Stołeczne Cefarmy poczekają do 2001 r.
Wiele wskazuje na to, że w tym roku inwestorzy nie doczekają się już zaproszenia do udziału w dwóch zapowiadanych na jesień przetargach na prywatyzację stołecznych hurtowni farmaceutycznych: Cefarmu Warszawa i Centrali Farmaceutycznej Cefarm.
Udział w prywatyzacji Cefarmu Warszawa zapowiedzieli najwięksi krajowi dystrybutorzy leków: Polska Grupa Farmaceutyczna, Prosper, Orfe, Farmacol i Cormay.
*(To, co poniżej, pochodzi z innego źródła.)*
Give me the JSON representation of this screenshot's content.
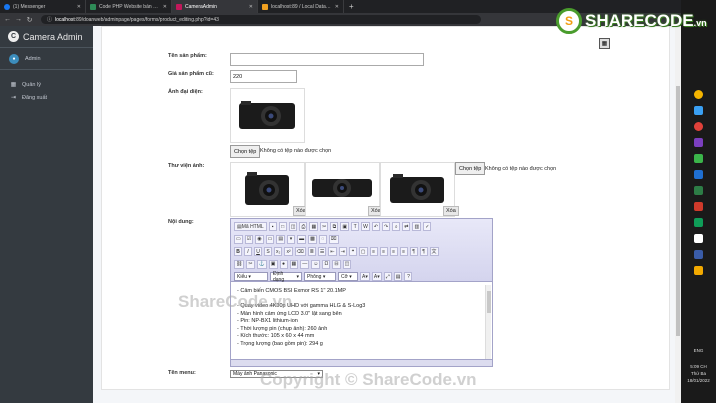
{
  "browser": {
    "tabs": [
      {
        "title": "(1) Messenger",
        "color": "#1877f2",
        "active": false
      },
      {
        "title": "Code PHP Website bán máy tính",
        "color": "#2e8b57",
        "active": false
      },
      {
        "title": "CameraAdmin",
        "color": "#c2185b",
        "active": true
      },
      {
        "title": "localhost:89 / Local Databases / ...",
        "color": "#f0a020",
        "active": false
      }
    ],
    "url_host": "localhost",
    "url_path": ":89/doanweb/adminpage/pages/forms/product_editing.php?id=43"
  },
  "sidebar": {
    "brand": "Camera Admin",
    "brand_icon": "C",
    "user": "Admin",
    "items": [
      {
        "label": "Quản lý",
        "icon": "grid-icon"
      },
      {
        "label": "Đăng xuất",
        "icon": "logout-icon"
      }
    ]
  },
  "form": {
    "name_label": "Tên sản phẩm:",
    "name_value": "",
    "oldprice_label": "Giá sản phẩm cũ:",
    "oldprice_value": "220",
    "avatar_label": "Ảnh đại diện:",
    "file_button": "Chọn tệp",
    "file_none": "Không có tệp nào được chọn",
    "gallery_label": "Thư viện ảnh:",
    "delete_label": "Xóa",
    "content_label": "Nội dung:",
    "menu_label": "Tên menu:",
    "menu_value": "Máy ảnh Panasonic"
  },
  "editor": {
    "source_label": "Mã HTML",
    "format_combo": "Kiểu",
    "style_combo": "Định dạng",
    "font_combo": "Phông",
    "size_combo": "Cỡ",
    "lines": [
      "- Cảm biến CMOS BSI Exmor RS 1\" 20.1MP",
      "",
      "- Quay video 4K30p UHD với gamma HLG & S-Log3",
      "- Màn hình cảm ứng LCD 3.0\" lật sang bên",
      "- Pin: NP-BX1 lithium-ion",
      "- Thời lượng pin (chụp ảnh): 260 ảnh",
      "- Kích thước: 105 x 60 x 44 mm",
      "- Trọng lượng (bao gồm pin): 294 g"
    ]
  },
  "taskbar": {
    "lang": "ENG",
    "time": "5:09 CH",
    "day": "Thứ Ba",
    "date": "18/01/2022"
  },
  "watermark": {
    "logo": "SHARECODE",
    "logo_suffix": ".vn",
    "center": "ShareCode.vn",
    "copyright": "Copyright © ShareCode.vn"
  }
}
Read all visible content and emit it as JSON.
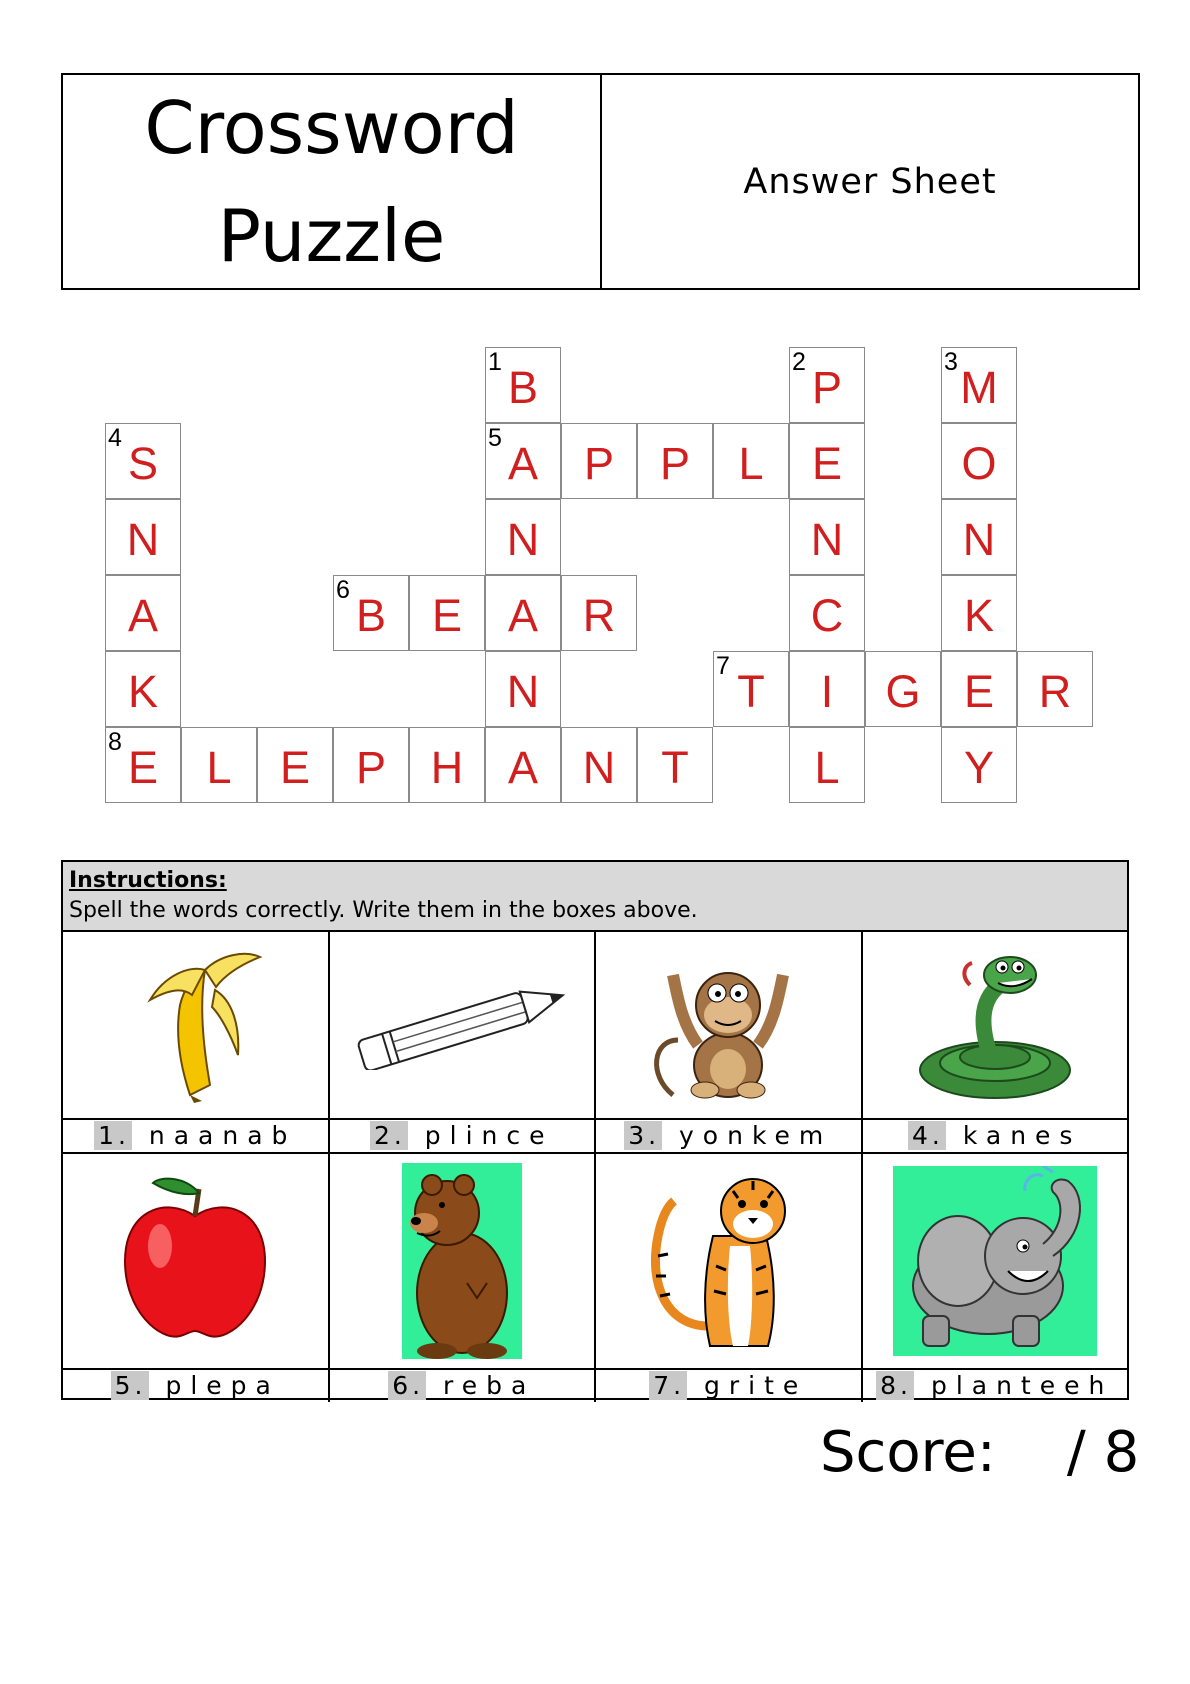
{
  "header": {
    "title_line1": "Crossword",
    "title_line2": "Puzzle",
    "subtitle": "Answer Sheet"
  },
  "crossword": {
    "numbers": [
      "1",
      "2",
      "3",
      "4",
      "5",
      "6",
      "7",
      "8"
    ],
    "answers": {
      "down_1": "BANANA",
      "down_2": "PENCIL",
      "down_3": "MONKEY",
      "down_4": "SNAKE",
      "across_5": "APPLE",
      "across_6": "BEAR",
      "across_7": "TIGER",
      "across_8": "ELEPHANT"
    }
  },
  "instructions": {
    "title": "Instructions:",
    "text": "Spell the words correctly. Write them in the boxes above."
  },
  "clues": [
    {
      "num": "1.",
      "scrambled": "naanab",
      "picture": "banana-icon"
    },
    {
      "num": "2.",
      "scrambled": "plince",
      "picture": "pencil-icon"
    },
    {
      "num": "3.",
      "scrambled": "yonkem",
      "picture": "monkey-icon"
    },
    {
      "num": "4.",
      "scrambled": "kanes",
      "picture": "snake-icon"
    },
    {
      "num": "5.",
      "scrambled": "plepa",
      "picture": "apple-icon"
    },
    {
      "num": "6.",
      "scrambled": "reba",
      "picture": "bear-icon"
    },
    {
      "num": "7.",
      "scrambled": "grite",
      "picture": "tiger-icon"
    },
    {
      "num": "8.",
      "scrambled": "planteeh",
      "picture": "elephant-icon"
    }
  ],
  "score": {
    "label": "Score:",
    "total": "/ 8"
  },
  "colors": {
    "answer_letters": "#d11f1f",
    "grid_border": "#8a8a8a",
    "instruction_band": "#d9d9d9",
    "number_highlight": "#c8c8c8",
    "picture_bg": "#33ee99"
  }
}
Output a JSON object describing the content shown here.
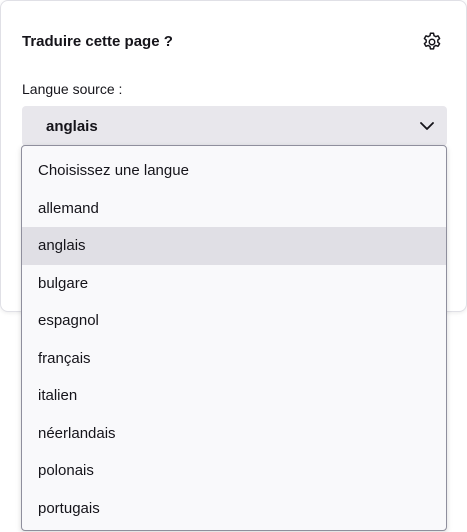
{
  "panel": {
    "title": "Traduire cette page ?",
    "settings_icon": "gear-icon"
  },
  "source": {
    "label": "Langue source :",
    "selected_value": "anglais",
    "chevron_icon": "chevron-down-icon"
  },
  "dropdown": {
    "options": [
      {
        "label": "Choisissez une langue"
      },
      {
        "label": "allemand"
      },
      {
        "label": "anglais",
        "selected": true
      },
      {
        "label": "bulgare"
      },
      {
        "label": "espagnol"
      },
      {
        "label": "français"
      },
      {
        "label": "italien"
      },
      {
        "label": "néerlandais"
      },
      {
        "label": "polonais"
      },
      {
        "label": "portugais"
      }
    ]
  },
  "colors": {
    "select_bg": "#e8e7ec",
    "selected_option_bg": "#e0dfe5",
    "dropdown_bg": "#f9f9fb",
    "text": "#15141a"
  }
}
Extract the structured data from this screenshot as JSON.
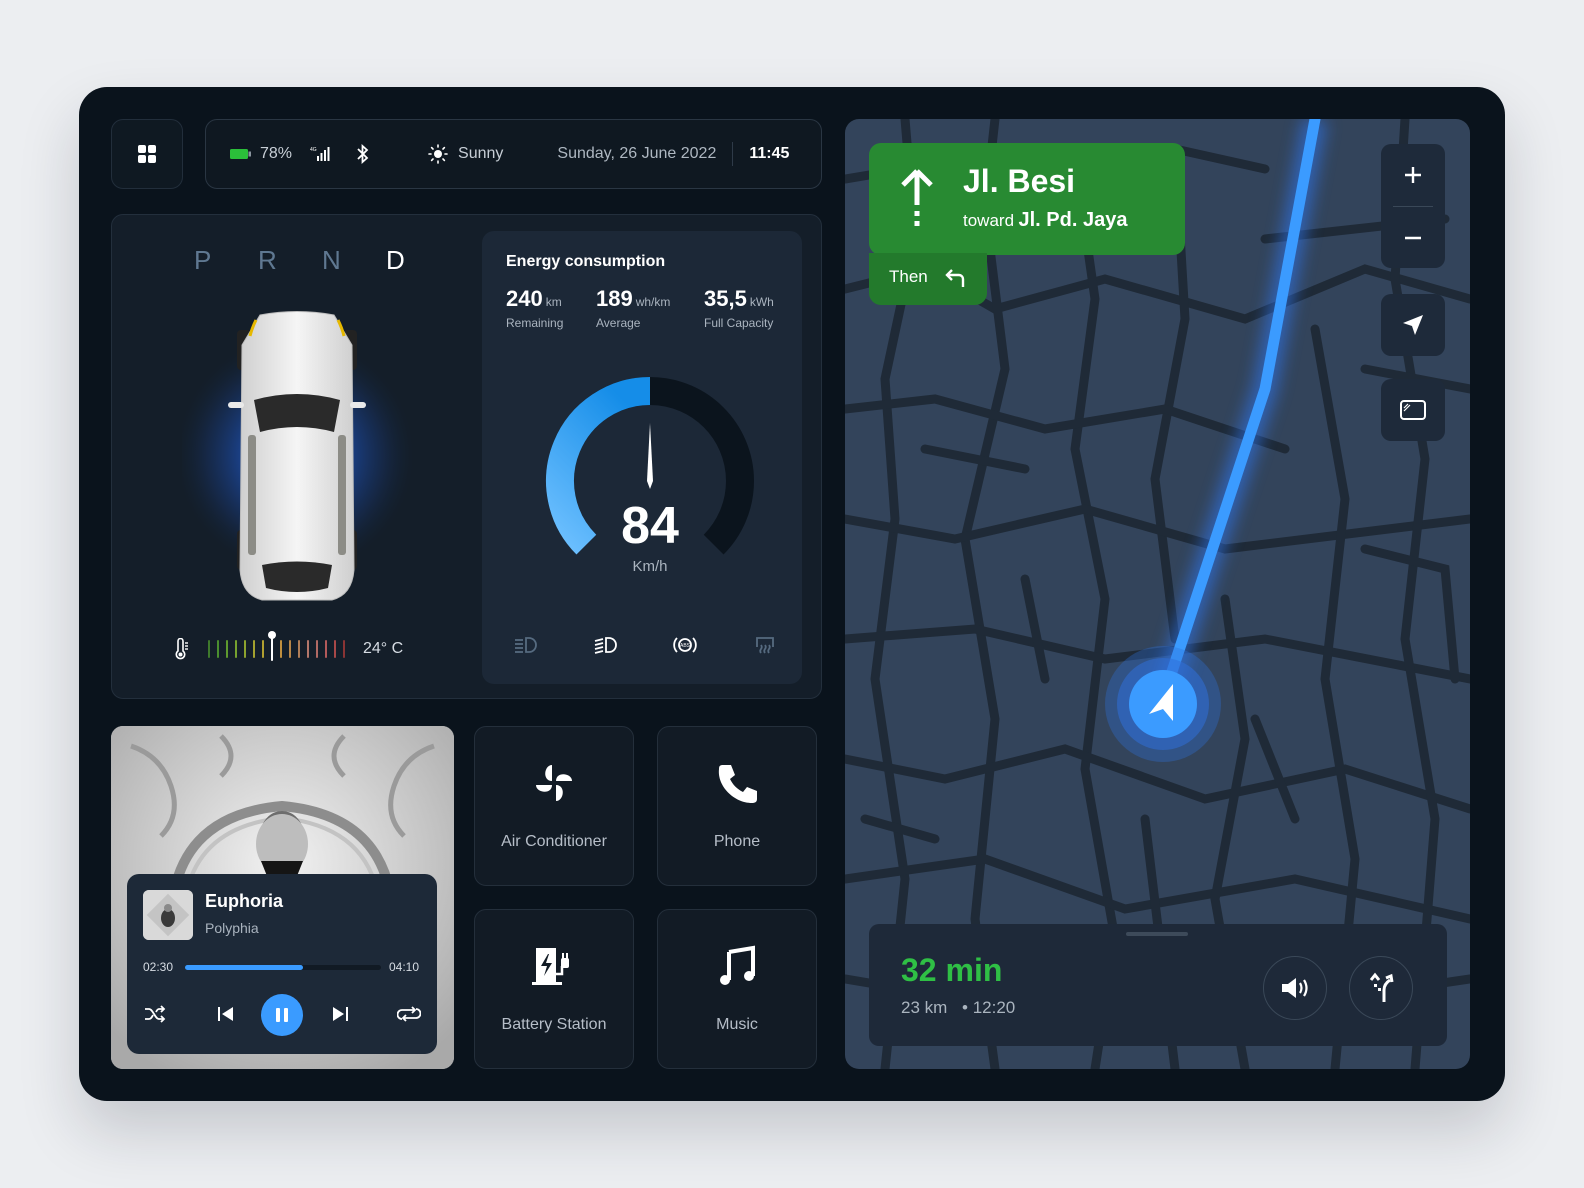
{
  "statusbar": {
    "menu_icon": "grid-icon",
    "battery_percent": "78%",
    "battery_color": "#2bbf3a",
    "signal_label": "4G",
    "weather": "Sunny",
    "date": "Sunday, 26 June 2022",
    "time": "11:45"
  },
  "drive": {
    "gears": [
      "P",
      "R",
      "N",
      "D"
    ],
    "active_gear": "D",
    "temperature": "24° C",
    "temperature_level_fraction": 0.47
  },
  "energy": {
    "title": "Energy consumption",
    "stats": [
      {
        "value": "240",
        "unit": "km",
        "label": "Remaining"
      },
      {
        "value": "189",
        "unit": "wh/km",
        "label": "Average"
      },
      {
        "value": "35,5",
        "unit": "kWh",
        "label": "Full Capacity"
      }
    ],
    "speed": "84",
    "speed_unit": "Km/h",
    "speed_fraction": 0.5,
    "indicators": [
      {
        "name": "low-beam-icon",
        "active": false
      },
      {
        "name": "high-beam-icon",
        "active": true
      },
      {
        "name": "abs-icon",
        "active": true
      },
      {
        "name": "rear-defrost-icon",
        "active": false
      }
    ]
  },
  "music": {
    "title": "Euphoria",
    "artist": "Polyphia",
    "elapsed": "02:30",
    "duration": "04:10",
    "progress_fraction": 0.6
  },
  "tiles": [
    {
      "label": "Air Conditioner",
      "icon": "fan-icon"
    },
    {
      "label": "Phone",
      "icon": "phone-icon"
    },
    {
      "label": "Battery Station",
      "icon": "charging-station-icon"
    },
    {
      "label": "Music",
      "icon": "music-note-icon"
    }
  ],
  "navigation": {
    "street": "Jl. Besi",
    "toward_prefix": "toward",
    "toward_street": "Jl. Pd. Jaya",
    "then_label": "Then",
    "eta_minutes": "32 min",
    "distance": "23 km",
    "arrival": "• 12:20",
    "accent_green": "#2fbf45",
    "route_blue": "#3b9bff"
  }
}
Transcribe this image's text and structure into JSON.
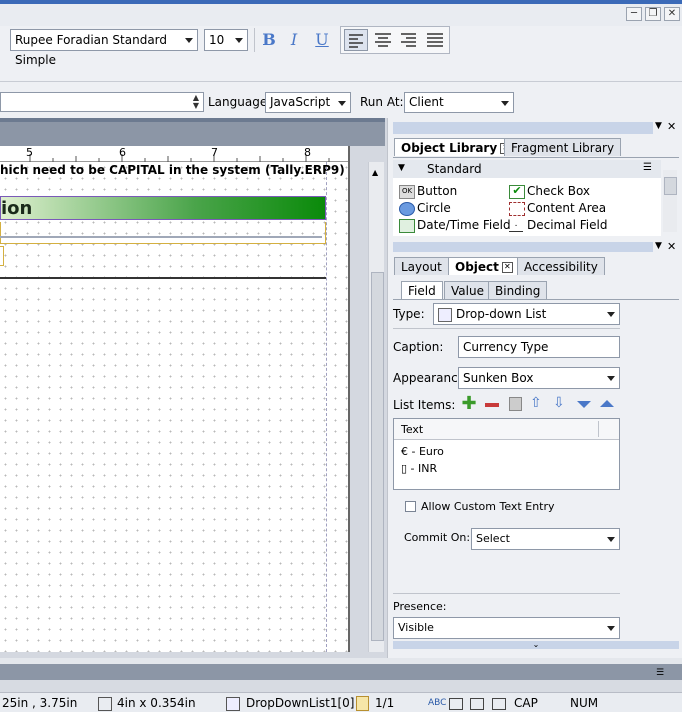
{
  "window": {
    "minimize": "─",
    "restore": "❐",
    "close": "✕"
  },
  "format_toolbar": {
    "font_family": "Rupee Foradian Standard Simple",
    "font_size": "10",
    "bold": "B",
    "italic": "I",
    "underline": "U"
  },
  "script_toolbar": {
    "language_label": "Language:",
    "language_value": "JavaScript",
    "run_at_label": "Run At:",
    "run_at_value": "Client"
  },
  "ruler": {
    "ticks": [
      "5",
      "6",
      "7",
      "8"
    ]
  },
  "canvas": {
    "text_line": "hich need to be CAPITAL in the system (Tally.ERP9)",
    "banner_text": "ion"
  },
  "object_library": {
    "tabs": [
      {
        "label": "Object Library"
      },
      {
        "label": "Fragment Library"
      }
    ],
    "group": "Standard",
    "items": [
      {
        "label": "Button",
        "icon": "button-icon"
      },
      {
        "label": "Check Box",
        "icon": "checkbox-icon"
      },
      {
        "label": "Circle",
        "icon": "circle-icon"
      },
      {
        "label": "Content Area",
        "icon": "content-area-icon"
      },
      {
        "label": "Date/Time Field",
        "icon": "datetime-icon"
      },
      {
        "label": "Decimal Field",
        "icon": "decimal-icon"
      }
    ]
  },
  "object_palette": {
    "tabs": [
      {
        "label": "Layout"
      },
      {
        "label": "Object"
      },
      {
        "label": "Accessibility"
      }
    ],
    "subtabs": [
      {
        "label": "Field"
      },
      {
        "label": "Value"
      },
      {
        "label": "Binding"
      }
    ],
    "type_label": "Type:",
    "type_value": "Drop-down List",
    "caption_label": "Caption:",
    "caption_value": "Currency Type",
    "appearance_label": "Appearance:",
    "appearance_value": "Sunken Box",
    "list_items_label": "List Items:",
    "list_header": "Text",
    "list_items": [
      "€ - Euro",
      "▯ - INR"
    ],
    "allow_custom_label": "Allow Custom Text Entry",
    "commit_on_label": "Commit On:",
    "commit_on_value": "Select",
    "presence_label": "Presence:",
    "presence_value": "Visible"
  },
  "status": {
    "position": "25in , 3.75in",
    "size": "4in x 0.354in",
    "object": "DropDownList1[0]",
    "page": "1/1",
    "cap": "CAP",
    "num": "NUM"
  },
  "colors": {
    "banner_start": "#dff0d0",
    "banner_end": "#0a8a0a",
    "accent": "#3b6ab8"
  }
}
Stołeczna firma jest bardzo interesująca dla każdego inwestora, bo kontroluje około 13 proc. rynku dawnego województwa warszawskiego.
— Rynek warszawski jest bardzo rozdrobniony — są na nim obecne wszystkie większe hurtownie krajowe i bardzo wielu małych dystrybutorów lokalnych. Jest to bowiem najszybciej rozwijający się w całym kraju rynek z tego sektora. PGF zamierza wziąć udział w przetargu, ale nie zależy nam na przejęciu Cefarmu Warszawa za każdą cenę — tłumaczy Wojciech Rosicki z PGF.
Przetarg, którego zainteresowani spodziewali się jesienią, zostanie ogłoszony dopiero na początku przyszłego roku. Ryszard Stysło, prezes warszawskiego Cefarmu, uważa, że wstępne terminy uruchomienia przekształceń firmy przed końcem roku były chyba zbyt optymistyczne.
— Będę zadowolony, jeśli minister skarbu wskaże inwestora dla spółki w połowie 2001 r. Z punktu widzenia korzyści dla spółki, potrzebujemy inwestora, żeby jak najszybciej móc rozpocząć inwestycje — podkreśla Ryszard Stysło.
Do Cefarmu należy 56 aptek, które zostaną unowocześnione. Zdaniem Ryszarda Stysło, sprzedaż oparta na detalu jest bardziej stabilna niż hurt. Udział aptek w obrotach spółki to prawie 80 proc. sprzedaży. O dokładnych zamierzeniach mających na celu rozwój szef Cefarmu nie chce rozmawiać, nim nie pozna ich inwestor.
Opóźnia się również ponowne uruchomienie prywatyzacji Centrali Farmaceutycznej. Firma doradzająca wojewodzie mazowieckiemu przesunęła termin, w którym ma przedstawić nową wycenę hurtowni. Przedsiębiorstwem interesuje się mniej inwestorów niż Cefarmem, ale ci, którzy chcą wziąć udział w przetargu, są przekonani, że nowa strategia centrali daje jej szansę rozwoju.
— Idziemy w stronę hurtu i sprzedaży detalicznej. W planach na przyszły rok mamy utworzenie 20 aptek patronackich. Będzie nas to kosztowało około 8 mln zł. — wyjaśnia Andrzej Radzio, prezes CF Cefarm.